Earlier this week, indie game developer Jake Birkett of Grey Alien Games published the Youtube video “You are spending too long making your game” (Alternate reddit source):
Since watching it, I’m taking a moment to step back and look at what I’ve done and where I’m heading. I estimate that it will take me another 2 years to finish the project that I’m currently working on.
My first reaction to this video was, “He’s right”. I’m a believer in “starting small”, and I would even preach it. But I can’t help feeling like a hypocrite if I can’t even follow that. Well, when I went full-time indie for a year, I did my best to make small projects with short dev cycles. I ended up releasing 3 mobile games: Power Tic Tac Toe, Number Crunchers, and Horde Rush. Each took progressively longer to implement, but also with increasingly better visuals and production quality. While Number Crunchers gets some downloads to this day, most likely due to the familiarity of its existing source IP, Horde Rush was pretty much dead on arrival. It had a few downloads at launch, but soon after, did not gain a following, and it eventually got buried by all the hundreds of other games released on a daily basis. Of course, I didn’t do any marketing for Horde Rush, and that’s definitely one of the many reasons it hasn’t taken off.

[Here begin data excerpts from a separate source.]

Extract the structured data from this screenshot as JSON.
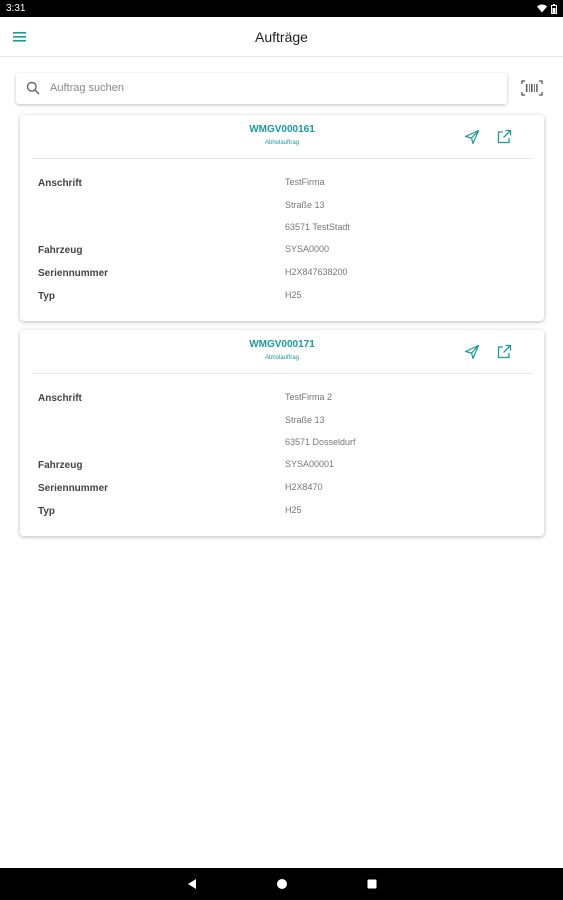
{
  "status_bar": {
    "time": "3:31"
  },
  "app_bar": {
    "title": "Aufträge"
  },
  "search": {
    "placeholder": "Auftrag suchen"
  },
  "colors": {
    "accent": "#1a9aa0"
  },
  "orders": [
    {
      "id": "WMGV000161",
      "type": "Abholauftrag",
      "labels": {
        "address": "Anschrift",
        "vehicle": "Fahrzeug",
        "serial": "Seriennummer",
        "type": "Typ"
      },
      "address": [
        "TestFirma",
        "Straße 13",
        "63571 TestStadt"
      ],
      "vehicle": "SYSA0000",
      "serial": "H2X847638200",
      "model": "H25"
    },
    {
      "id": "WMGV000171",
      "type": "Abholauftrag",
      "labels": {
        "address": "Anschrift",
        "vehicle": "Fahrzeug",
        "serial": "Seriennummer",
        "type": "Typ"
      },
      "address": [
        "TestFirma 2",
        "Straße 13",
        "63571 Dosseldurf"
      ],
      "vehicle": "SYSA00001",
      "serial": "H2X8470",
      "model": "H25"
    }
  ]
}
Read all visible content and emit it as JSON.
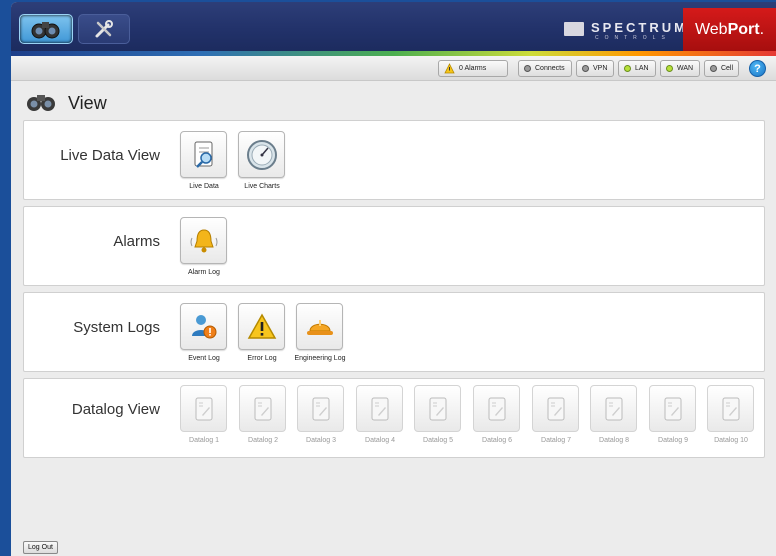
{
  "header": {
    "brand": "SPECTRUM",
    "brand_sub": "CONTROLS",
    "product_web": "Web",
    "product_port": "Port",
    "product_dot": "."
  },
  "status": {
    "alarms": "0 Alarms",
    "connects": "Connects",
    "vpn": "VPN",
    "lan": "LAN",
    "wan": "WAN",
    "cell": "Cell",
    "help": "?"
  },
  "page": {
    "title": "View"
  },
  "sections": {
    "live": {
      "label": "Live Data View",
      "items": [
        "Live Data",
        "Live Charts"
      ]
    },
    "alarms": {
      "label": "Alarms",
      "items": [
        "Alarm Log"
      ]
    },
    "logs": {
      "label": "System Logs",
      "items": [
        "Event Log",
        "Error Log",
        "Engineering Log"
      ]
    },
    "datalog": {
      "label": "Datalog View",
      "items": [
        "Datalog 1",
        "Datalog 2",
        "Datalog 3",
        "Datalog 4",
        "Datalog 5",
        "Datalog 6",
        "Datalog 7",
        "Datalog 8",
        "Datalog 9",
        "Datalog 10"
      ]
    }
  },
  "footer": {
    "logout": "Log Out"
  },
  "colors": {
    "background": "#1b4f9a",
    "header": "#22326a",
    "webport_red": "#c61414",
    "status_green": "#b7e03a",
    "status_gray": "#9a9a9a"
  },
  "icons": {
    "view": "binoculars-icon",
    "tools": "tools-icon",
    "alarms": "bell-warning-icon",
    "live_data": "notebook-magnifier-icon",
    "live_charts": "gauge-icon",
    "alarm_log": "bell-icon",
    "event_log": "user-warning-icon",
    "error_log": "warning-triangle-icon",
    "engineering_log": "hardhat-icon",
    "datalog": "document-icon",
    "help": "help-icon"
  }
}
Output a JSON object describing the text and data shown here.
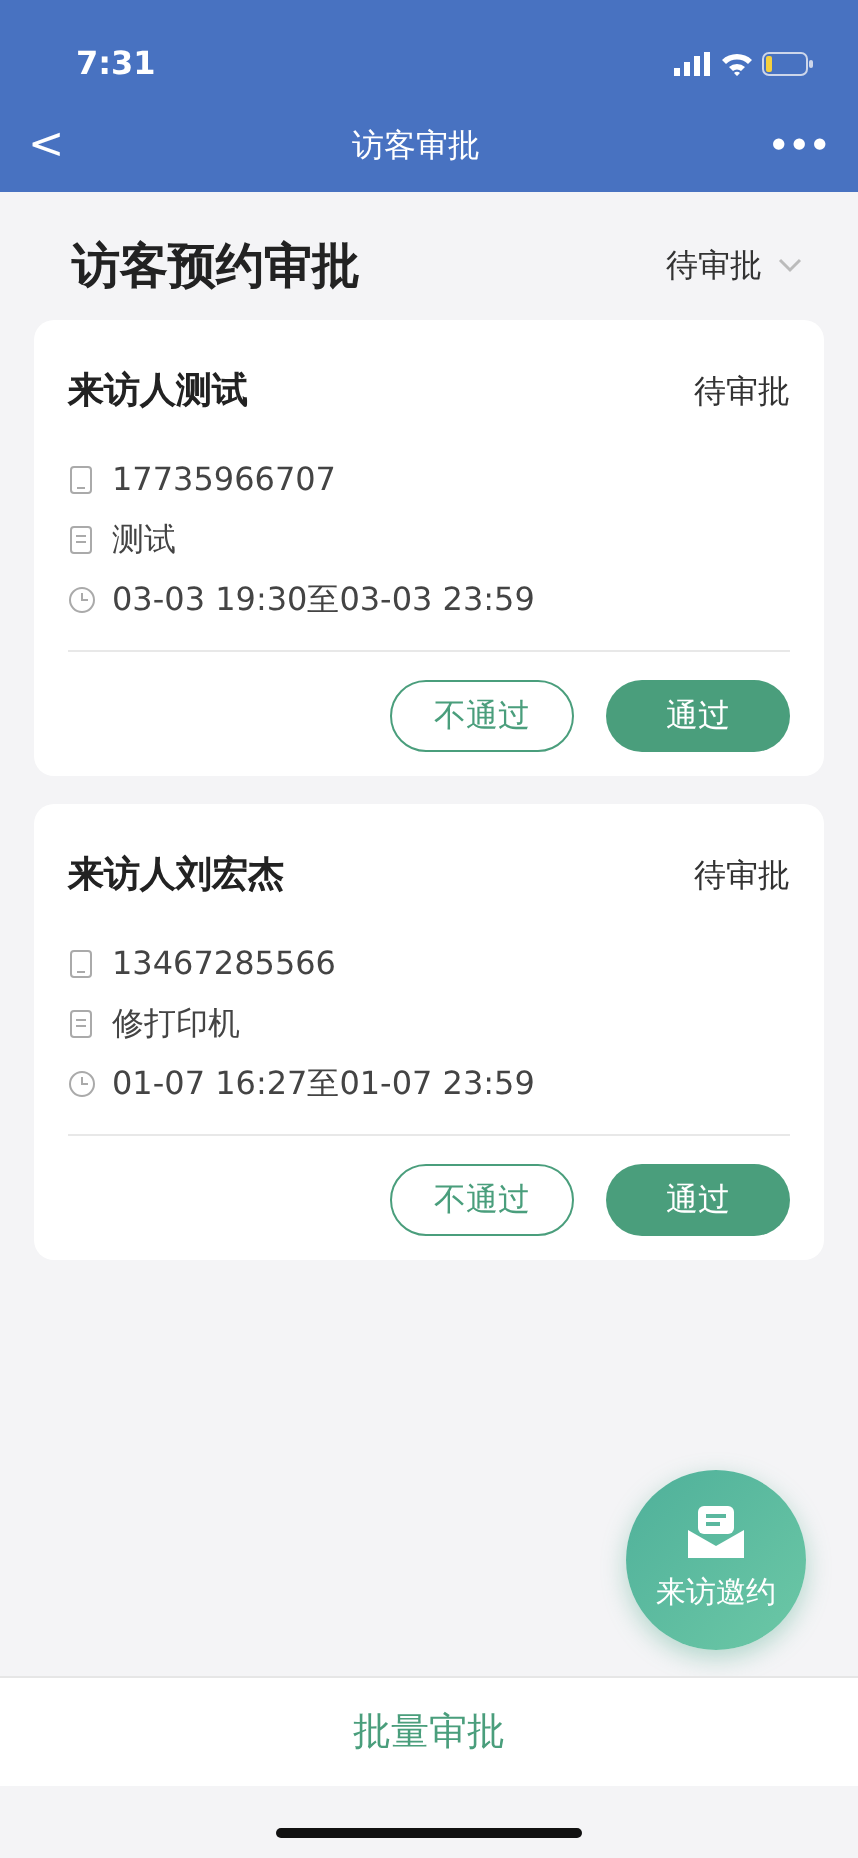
{
  "status_bar": {
    "time": "7:31"
  },
  "nav": {
    "back": "<",
    "title": "访客审批",
    "more": "•••"
  },
  "header": {
    "title": "访客预约审批",
    "filter": "待审批"
  },
  "cards": [
    {
      "name": "来访人测试",
      "status": "待审批",
      "phone": "17735966707",
      "note": "测试",
      "time": "03-03 19:30至03-03 23:59",
      "reject": "不通过",
      "approve": "通过"
    },
    {
      "name": "来访人刘宏杰",
      "status": "待审批",
      "phone": "13467285566",
      "note": "修打印机",
      "time": "01-07 16:27至01-07 23:59",
      "reject": "不通过",
      "approve": "通过"
    }
  ],
  "fab": {
    "label": "来访邀约"
  },
  "bottom_button": "批量审批"
}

After starting to work full-time again, I changed gears and decided to work on a game that is a lot more ambitious than the three titles that I’ve released; something with the level of quality of say, a Gameboy/DS game. So far, it’s been moving along, and I’ve been having a lot of fun building it. I figured that if I’m going to work full-time again, I might as well work on something that I’m absolutely passionate about, and that may or may not take a long time to implement.
And then Jake’s video comes out. And he mentions that “spending too long developing a game” has exceptions. The first one being that if you currently have a day job, and you are working on your game on the side, the overly long dev cycle does not apply, as the income is flowing. Regardless, the thought of spending two more years on a game sounds daunting. And having more than one release in two years sounds more beneficial. You’d have the satisfaction and experience of finishing games, you’d have a lot more visibility with whatever audience you have, and/or potentially gain an audience, and generally, I would think it would result in a better quality of life, because you’re not slogging away on one game, not knowing exactly when you’ll be done. Let’s face it. Anything that’s 2 years out can’t accurately be determined to have a certain level of quality, features, or dev time. It’s simply an unknown.
I was eventually going to start a dev blog about my current game. That way, I can stay visible with the game dev community, possibly gain a small audience, and hold myself accountable. But I think I’m another 6-12 months out until I would feel comfortable exhibiting my work in progress. So, I thought of starting up another smaller project that would take a much shorter time to build, and would allow me to reuse some of my existing assets. I’ve planned on eventually working on this project, but after watching Jake’s video and reading all the comments about it, I’m highly considering moving this up on the schedule. As protective as I am over my current project, I don’t think I’d feel that secretive about the development of this new game based on Horde Rush. The IP (intellectual property) is already out there, and my initial gameplay ideas aren’t all that revolutionary. So, I would be more comfortable releasing dev updates, which can help out the gamedev community.
And while I’m trying to convince myself that this is the right way to go, I still have a lot of drive, passion, and some momentum going for my current game. Do I just kill that momentum? Will it be a refreshing change that will help me better see the vision of the game when I return back to it in a few months? Maybe I can try implementing both games in parallel. Not really. That never turns out well. I have limited time as it is with the full-time job. I couldn’t possibly ping-pong back and forth between both projects. Whatever path I choose, I don’t want to dwell on it for too long, because doing anything is better than doing nothing at all.